You might be thinking I’m crazy (and I don’t use that word lightly!); anyone who has taught preschool, or had a child, or known a 3 year-old, would have good evidence to say kids can’t listen to save their lives (and I don’t use that phrase lightly, either!). You need only watch 1 minute of a typical circle time to have concrete behavioral examples of how challenging it can be for young children to listen to each other. But what I know to be true is that it isn’t challenging at all, it just has to be worth it.
Humans, little and big, young and old, make change only when they are personally invested. The layers of that investment might be thick; someone’s reason to change might be that changing will ease the suffering of those they care about, thus easing their own suffering. “I’m not going to binge today because I know that when I binge, people I love worry more, and it helps me when I help others not worry.” Or the layers might be thinner, more obvious: “I feel less physical discomfort when I eat one cookie instead of three, so I’m only going to eat one right now.”

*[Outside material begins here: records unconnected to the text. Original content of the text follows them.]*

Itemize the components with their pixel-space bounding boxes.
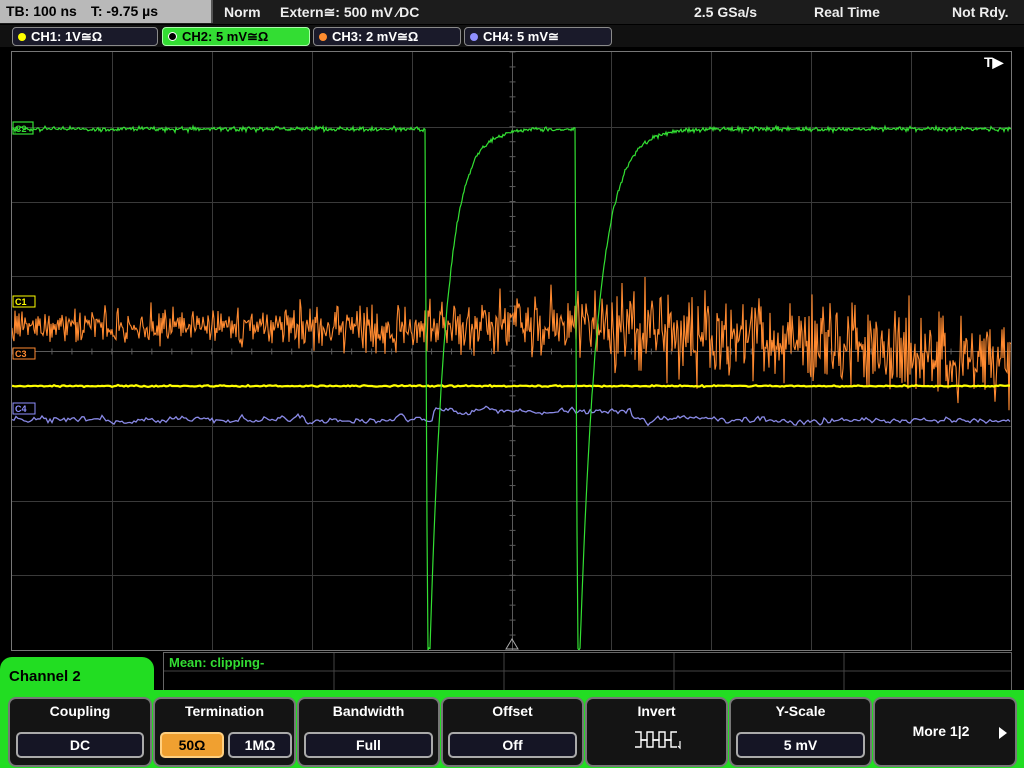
ch3-color-icon (319, 32, 327, 41)
yscale-value[interactable]: 5 mV (736, 732, 865, 758)
ch3-waveform (11, 276, 1012, 411)
channel-tab-ch1[interactable]: CH1: 1V≅Ω (12, 27, 158, 46)
channel-tab-ch3[interactable]: CH3: 2 mV≅Ω (313, 27, 461, 46)
yscale-label: Y-Scale (775, 703, 826, 719)
ch4-label: CH4: 5 mV≅ (483, 29, 559, 44)
ch1-marker-label: C1 (15, 297, 27, 307)
ch3-label: CH3: 2 mV≅Ω (332, 29, 419, 44)
ch4-marker-label: C4 (15, 404, 27, 414)
measurement-strip: Mean: clipping- (163, 652, 1012, 691)
ch1-color-icon (18, 32, 26, 41)
coupling-softkey[interactable]: Coupling DC (8, 697, 152, 767)
graticule-center-axes (11, 51, 1011, 650)
ch2-color-icon (168, 32, 177, 42)
invert-softkey[interactable]: Invert (585, 697, 728, 767)
coupling-label: Coupling (49, 703, 111, 719)
trigger-source[interactable]: Extern≅: 500 mV ⁄DC (280, 0, 419, 24)
ch4-waveform (11, 405, 1011, 427)
ch3-marker-label: C3 (15, 349, 27, 359)
trigger-mode[interactable]: Norm (224, 0, 261, 24)
trigger-time-label: T: -9.75 µs (90, 3, 159, 19)
yscale-softkey[interactable]: Y-Scale 5 mV (729, 697, 872, 767)
termination-1mohm-option[interactable]: 1MΩ (228, 732, 292, 758)
more-softkey[interactable]: More 1|2 (873, 697, 1017, 767)
sample-rate: 2.5 GSa/s (694, 4, 758, 20)
bandwidth-softkey[interactable]: Bandwidth Full (297, 697, 440, 767)
ch3-marker[interactable]: C3 (12, 347, 36, 360)
arrow-right-icon (999, 727, 1007, 739)
measurement-text: Mean: clipping- (169, 655, 265, 670)
offset-label: Offset (492, 703, 533, 719)
ch2-label: CH2: 5 mV≅Ω (182, 29, 269, 44)
ch1-marker[interactable]: C1 (12, 295, 36, 308)
waveform-canvas: C2 C1 C3 C4 T▶ (11, 51, 1012, 651)
termination-50ohm-option[interactable]: 50Ω (160, 732, 224, 758)
waveform-display[interactable]: C2 C1 C3 C4 T▶ (11, 51, 1012, 651)
timebase-label: TB: 100 ns (6, 3, 77, 19)
channel-tab-ch2[interactable]: CH2: 5 mV≅Ω (162, 27, 310, 46)
offset-softkey[interactable]: Offset Off (441, 697, 584, 767)
acquisition-state: Not Rdy. (952, 4, 1009, 20)
ch1-waveform (11, 383, 1011, 389)
channel-tab-ch4[interactable]: CH4: 5 mV≅ (464, 27, 612, 46)
invert-waveform-icon (635, 731, 681, 750)
invert-label: Invert (637, 703, 676, 719)
termination-softkey[interactable]: Termination 50Ω 1MΩ (153, 697, 296, 767)
offset-value[interactable]: Off (448, 732, 577, 758)
acquisition-mode: Real Time (814, 4, 880, 20)
ch2-waveform (11, 124, 1012, 651)
termination-label: Termination (184, 703, 265, 719)
coupling-value[interactable]: DC (16, 732, 144, 758)
ch4-color-icon (470, 32, 478, 41)
ch2-marker-label: C2 (15, 124, 27, 134)
ch1-label: CH1: 1V≅Ω (31, 29, 103, 44)
more-label: More 1|2 (912, 723, 970, 739)
timebase-box[interactable]: TB: 100 ns T: -9.75 µs (0, 0, 213, 23)
bandwidth-label: Bandwidth (332, 703, 405, 719)
ch4-marker[interactable]: C4 (12, 402, 36, 415)
measurement-grid-lines (164, 653, 1011, 690)
trigger-position-marker[interactable]: T▶ (984, 54, 1005, 70)
bandwidth-value[interactable]: Full (304, 732, 433, 758)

We call children under a certain age “ego-centric” because they are; they can’t imagine that the way they experience the world isn’t the way everyone else does. It’s something we try to teach out of them. But, ultimately, all humans are ego-centric, regardless of age. We all act only when it is worth it, on some level, to do so. We all struggle to see outside our own lens of experience. The problem is, we “adults” add layers of shame and guilt and fear onto this-we tell ourselves we should be able to step into someone else’s shoes, that acting for selfish reasons is selfish, and that selfish is bad. But ultimately, we are all always acting for selfish reasons, no matter what. Children just aren’t afraid to be blatantly selfish, until we show them that they should be. We do this out of love and a desire to protect them, but what we really do is protect them from being their True Selves, give them the message that showing up as you are is not always okay, especially if “as you are” is Intensely Intense.

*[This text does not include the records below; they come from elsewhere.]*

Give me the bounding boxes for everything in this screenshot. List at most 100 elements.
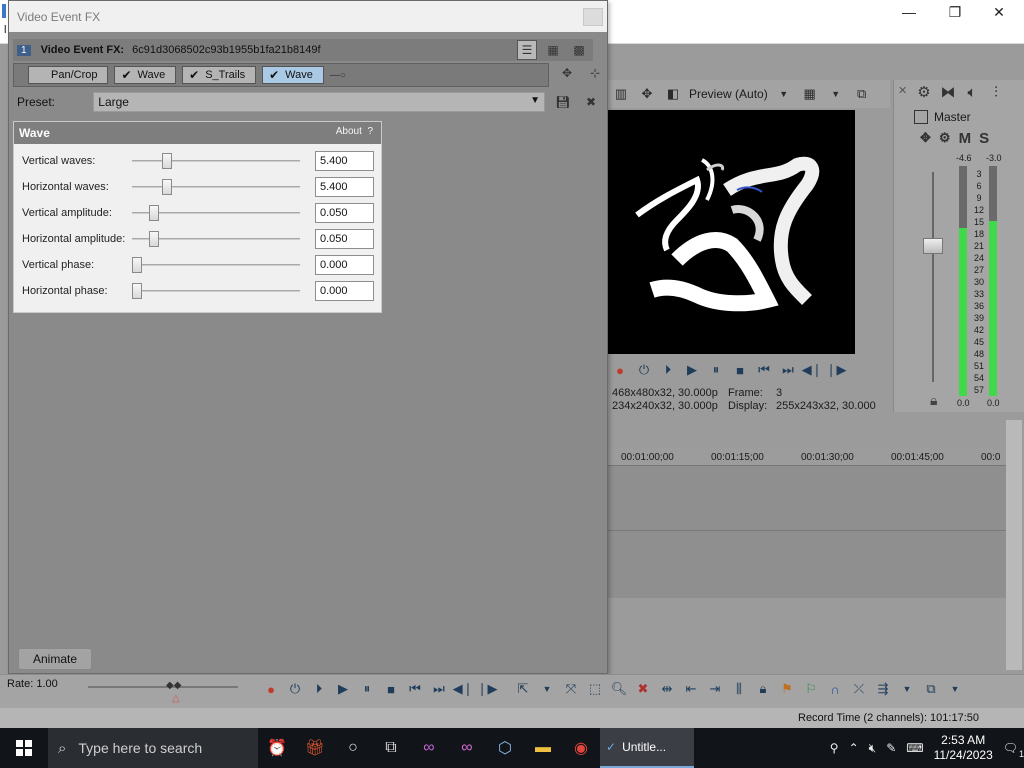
ripple-icon[interactable]: ⇶ (874, 680, 892, 698)
timeline-ruler[interactable]: 00:01:00;00 00:01:15;00 00:01:30;00 00:0… (607, 447, 1007, 465)
trim-end-icon[interactable]: ⇥ (706, 680, 724, 698)
plugin-s-trails[interactable]: ✔ S_Trails (182, 66, 257, 84)
taskbar-search[interactable]: ⌕ Type here to search (48, 728, 258, 768)
parameter-slider-track[interactable] (132, 160, 300, 162)
close-panel-icon[interactable]: ✕ (898, 84, 907, 97)
parameter-slider-thumb[interactable] (132, 283, 142, 299)
split-screen-icon[interactable]: ▥ (611, 84, 631, 104)
parameter-slider-thumb[interactable] (162, 153, 173, 169)
parameter-slider-thumb[interactable] (132, 257, 142, 273)
region-icon[interactable]: ⚐ (802, 680, 820, 698)
clock[interactable]: 2:53 AM 11/24/2023 (934, 733, 993, 763)
notification-icon[interactable]: 🗨︎ 1 (1003, 741, 1024, 759)
chevron-down-icon[interactable]: ▼ (826, 84, 846, 104)
vertical-scrollbar[interactable] (1006, 420, 1022, 670)
task-view-icon[interactable]: ⧉ (372, 728, 410, 768)
go-to-start-icon[interactable]: ⏮ (755, 361, 773, 379)
pen-icon[interactable]: ✎ (886, 741, 896, 755)
zoom-tool-icon[interactable]: 🔍︎ (610, 680, 628, 698)
preset-dropdown[interactable]: Large ▼ (93, 92, 545, 112)
taskbar-active-app[interactable]: ✓ Untitle... (600, 728, 694, 768)
dialog-close-button[interactable] (583, 8, 603, 26)
snapping-icon[interactable]: ∩ (826, 680, 844, 698)
play-icon[interactable]: ▶ (334, 680, 352, 698)
go-to-start-icon[interactable]: ⏮ (406, 680, 424, 698)
grid-icon[interactable]: ▦ (800, 84, 820, 104)
pause-icon[interactable]: ⏸ (707, 361, 725, 379)
envelope-tool-icon[interactable]: ⤧ (562, 680, 580, 698)
chevron-down-icon[interactable]: ▼ (898, 680, 916, 698)
tiles-view-icon[interactable]: ▩ (569, 40, 589, 60)
copy-snapshot-icon[interactable]: ⧉ (852, 84, 872, 104)
parameter-slider-thumb[interactable] (162, 179, 173, 195)
maximize-button[interactable]: ❐ (932, 0, 978, 24)
solo-button[interactable]: S (979, 130, 989, 147)
app-infinity-2-icon[interactable]: ∞ (448, 728, 486, 768)
about-link[interactable]: About ? (336, 126, 373, 137)
remove-plugin-icon[interactable]: ⊹ (585, 63, 605, 83)
stop-icon[interactable]: ■ (731, 361, 749, 379)
alarm-clock-app-icon[interactable]: ⏰ (258, 728, 296, 768)
grid-view-icon[interactable]: ▦ (543, 40, 563, 60)
mute-button[interactable]: M (959, 130, 972, 147)
stop-icon[interactable]: ■ (382, 680, 400, 698)
marker-icon[interactable]: ⚑ (778, 680, 796, 698)
chrome-icon[interactable]: ◉ (562, 728, 600, 768)
start-button[interactable] (0, 728, 48, 768)
chevron-down-icon[interactable]: ▼ (774, 84, 794, 104)
dialog-titlebar[interactable]: Video Event FX (9, 1, 607, 32)
plugin-wave-2[interactable]: ✔ Wave (262, 66, 324, 84)
timeline-tracks[interactable] (607, 465, 1007, 598)
rate-slider-knob[interactable]: ◆◆ (166, 680, 181, 691)
parameter-value-input[interactable]: 0.000 (315, 281, 374, 301)
pause-icon[interactable]: ⏸ (358, 680, 376, 698)
play-icon[interactable]: ▶ (683, 361, 701, 379)
lock-icon[interactable]: 🔒︎ (930, 392, 937, 409)
loop-icon[interactable]: ⏻ (635, 361, 653, 379)
delete-icon[interactable]: ✖ (634, 680, 652, 698)
go-to-end-icon[interactable]: ⏭ (430, 680, 448, 698)
rate-slider[interactable] (88, 686, 238, 688)
parameter-slider-track[interactable] (132, 264, 300, 266)
show-hidden-icons[interactable]: ⌃ (849, 741, 859, 755)
gift-app-icon[interactable]: 🎁︎ (296, 728, 334, 768)
volume-muted-icon[interactable]: 🔇︎ (869, 741, 877, 756)
split-icon[interactable]: ⫼ (730, 680, 748, 698)
save-preset-icon[interactable]: 💾︎ (553, 92, 573, 112)
plugin-wave-1[interactable]: ✔ Wave (114, 66, 177, 84)
next-frame-icon[interactable]: ❘▶ (477, 680, 498, 698)
bus-fx-icon[interactable]: ⚙ (939, 130, 951, 147)
keyboard-icon[interactable]: ⌨ (906, 741, 923, 755)
auto-crossfade-icon[interactable]: ⤫ (850, 680, 868, 698)
grouping-icon[interactable]: ⧉ (922, 680, 940, 698)
plugin-pan-crop[interactable]: Pan/Crop (28, 66, 109, 84)
downmix-icon[interactable]: ⧓ (938, 82, 958, 102)
animate-button[interactable]: Animate (18, 648, 92, 670)
normal-edit-tool-icon[interactable]: ⇱ (514, 680, 532, 698)
list-view-icon[interactable]: ☰ (517, 40, 537, 60)
previous-frame-icon[interactable]: ◀❘ (802, 361, 823, 379)
trim-icon[interactable]: ⇹ (658, 680, 676, 698)
chevron-down-icon[interactable]: ▼ (946, 680, 964, 698)
record-icon[interactable]: ● (262, 680, 280, 698)
parameter-value-input[interactable]: 0.050 (315, 229, 374, 249)
move-icon[interactable]: ✥ (637, 84, 657, 104)
record-icon[interactable]: ● (611, 361, 629, 379)
chevron-down-icon[interactable]: ▼ (538, 680, 556, 698)
cortana-icon[interactable]: ○ (334, 728, 372, 768)
app-infinity-icon[interactable]: ∞ (410, 728, 448, 768)
checkbox-checked-icon[interactable]: ✔ (187, 68, 201, 82)
parameter-value-input[interactable]: 5.400 (315, 151, 374, 171)
people-icon[interactable]: ⚲ (830, 741, 839, 755)
plugin-chooser-icon[interactable]: ✥ (557, 63, 577, 83)
parameter-value-input[interactable]: 0.000 (315, 255, 374, 275)
insert-fx-icon[interactable]: ✥ (920, 130, 931, 147)
lock-icon[interactable]: 🔒︎ (754, 680, 772, 698)
minimize-button[interactable]: — (886, 0, 932, 24)
parameter-slider-track[interactable] (132, 290, 300, 292)
loop-icon[interactable]: ⏻ (286, 680, 304, 698)
parameter-slider-thumb[interactable] (148, 231, 159, 247)
preview-quality-dropdown[interactable]: Preview (Auto) (689, 87, 768, 101)
play-from-start-icon[interactable]: ⏵ (659, 361, 677, 379)
play-from-start-icon[interactable]: ⏵ (310, 680, 328, 698)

I stumbled upon this clip from an old Sesame Street show the other day, and I think it is brilliant. It is brilliant because I remember watching it as a kid and seeing it as entertainment, and wanting to find some paperclips after the end of the episode. And it is brilliant because when I watch it now, I see something totally different. I see a little boy who is listening intently, and picking up cues, and becoming more and more confused because the experience he is having doesn’t match other experiences he’s had. People don’t usually express Sadness, Anger, and Happiness all within a 1 minute, 25 second span (when they do, we label it disordered). He, at the age of three, knows this, because he is unable to do what the puppet is asking him to do-show on his face what it looks like to be genuinely Sad or Angry or Happy. Because he’s not any of those things, he’s totally, legitimately, confused.
John John does, in this brief clip, what I know kids to be innately capable of, when given the chance and motivated by their own desires: He listens, and he allows space for this puppet to come exactly as he is-Sad, Angry, Happy. He does this naturally, despite his own confusion. He teaches me more about emotion regulation and non-judgment than the adult human behind the puppet.

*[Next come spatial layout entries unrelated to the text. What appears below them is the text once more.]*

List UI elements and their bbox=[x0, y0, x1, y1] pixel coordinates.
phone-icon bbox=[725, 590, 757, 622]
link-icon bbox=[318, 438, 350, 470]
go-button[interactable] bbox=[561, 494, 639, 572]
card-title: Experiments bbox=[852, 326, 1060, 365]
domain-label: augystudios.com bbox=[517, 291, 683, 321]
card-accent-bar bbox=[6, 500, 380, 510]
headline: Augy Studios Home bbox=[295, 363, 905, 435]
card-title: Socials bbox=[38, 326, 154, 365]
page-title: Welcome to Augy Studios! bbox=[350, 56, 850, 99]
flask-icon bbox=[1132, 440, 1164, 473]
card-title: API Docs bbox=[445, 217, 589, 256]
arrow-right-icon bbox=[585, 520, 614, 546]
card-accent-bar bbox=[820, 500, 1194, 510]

So, in my cyclical, long-threaded way, I’m back to this: I was a fabulous teacher. Because I didn’t teach at all. Because I recognized, early on, that kids are the true teachers. I got the privilege of observing them closely, of watching and listening and describing their journey as they made messes, literally and figuratively, and figured out entirely on their own how to clean them up. And because I got to do that, I also got to listen to them, when they needed it, and to always make sure to tell them that it is okay to come as you are. In telling them that, I was telling myself. My human selfishness was that, in telling an intensely sad child that it is okay to cry and be intensely sad, I was telling myself that, too. In writing these words I’m telling myself that right now. And isn’t that what fabulous teaching is all about?